Die Qual der Wahl in der Selbstmedikation ist größer geworden
Unter Migräne versteht man einen chronisch-rezidivierenden, anfallsweise auftretenden, häufig einseitig pulsierend-pochenden Kopfschmerz, welcher mit einer deutlichen Beeinträchtigung der Lebensqualität einhergeht. Bei jedem zehnten Migränepatienten beginnt der Anfall mit ZNS-Störungen, die als Aura bezeichnet werden – es kommt zu Sehstörungen, Schwindel, Sprachstörungen oder sogar zu Lähmungserscheinungen. Als Begleitsymptome leiden die Betroffenen unter Appetitlosigkeit (fast immer), Übelkeit (ca. 80%), Erbrechen (ca. 40 bis 50%), Lichtscheu (ca. 60%), Lärmempfindlichkeit (ca. 50%) und Überempfindlichkeit gegenüber bestimmten Gerüchen (ca. 10%). Dabei kann die Intensität von Attacke zu Attacke stark variieren; die Dauer beträgt ca. vier bis 72 Stunden. Zu den Triggerfaktoren, die eine Migräneattacke begünstigen können, zählen u. a. Stress, Veränderungen des Tagesrhythmus, hormonelle Schwankungen, Auslassen von Mahlzeiten, Überanstrengung und Erschöpfung.

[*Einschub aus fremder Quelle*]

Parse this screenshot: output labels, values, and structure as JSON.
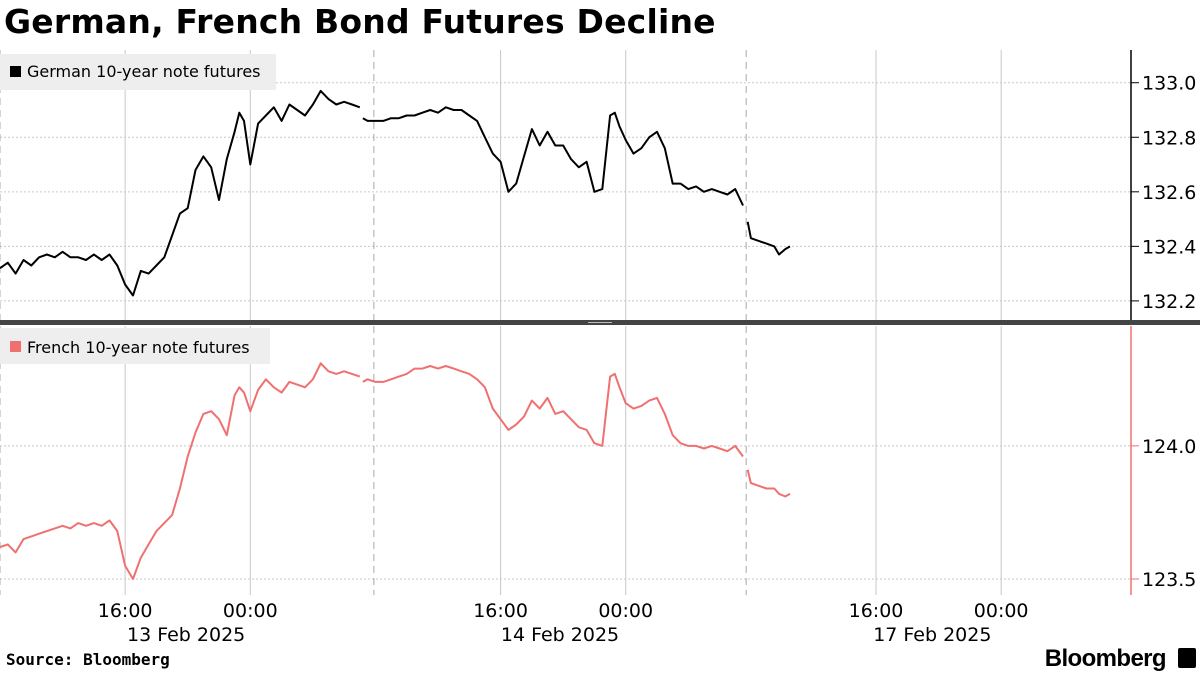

Die Migräne stellt eine der häufigsten Kopfschmerzformen dar. Die Ein-Jahres-Prävalenz liegt bei 10 bis 15%, vor der Pubertät bei 3 bis 7%. Die höchste Prävalenz besteht zwischen dem 20. und 50. Lebensjahr – Frauen sind dreimal häufiger als Männer betroffen. Wichtig ist, dass eine gesicherte Diagnose erfolgt, damit eine erfolgreiche Therapie eingeleitet werden kann und der enorme Leidensdruck der Patienten gelindert wird. Die Betroffenen sollten am besten an einen Kopfschmerzspezialisten überwiesen werden.
Pathophysiologie
Die Ursache der Migräne ist multifaktoriell, ihre Pathophysiologie ist bisher nicht eindeutig aufgeklärt. Es wird vermutet, dass dem Schmerz eine neurogene Entzündungsreaktion an den Arterien der Hirnhäute zugrunde liegt, wodurch verstärkt Entzündungsmediatoren (z. B. Prostaglandine, Calcitonin gene-related Peptide [CGRP]) freigesetzt werden [2]. Darüber hinaus scheint Serotonin über die Aktivierung des Trigemino-vaskulären Systems eine essenzielle Rolle zu spielen.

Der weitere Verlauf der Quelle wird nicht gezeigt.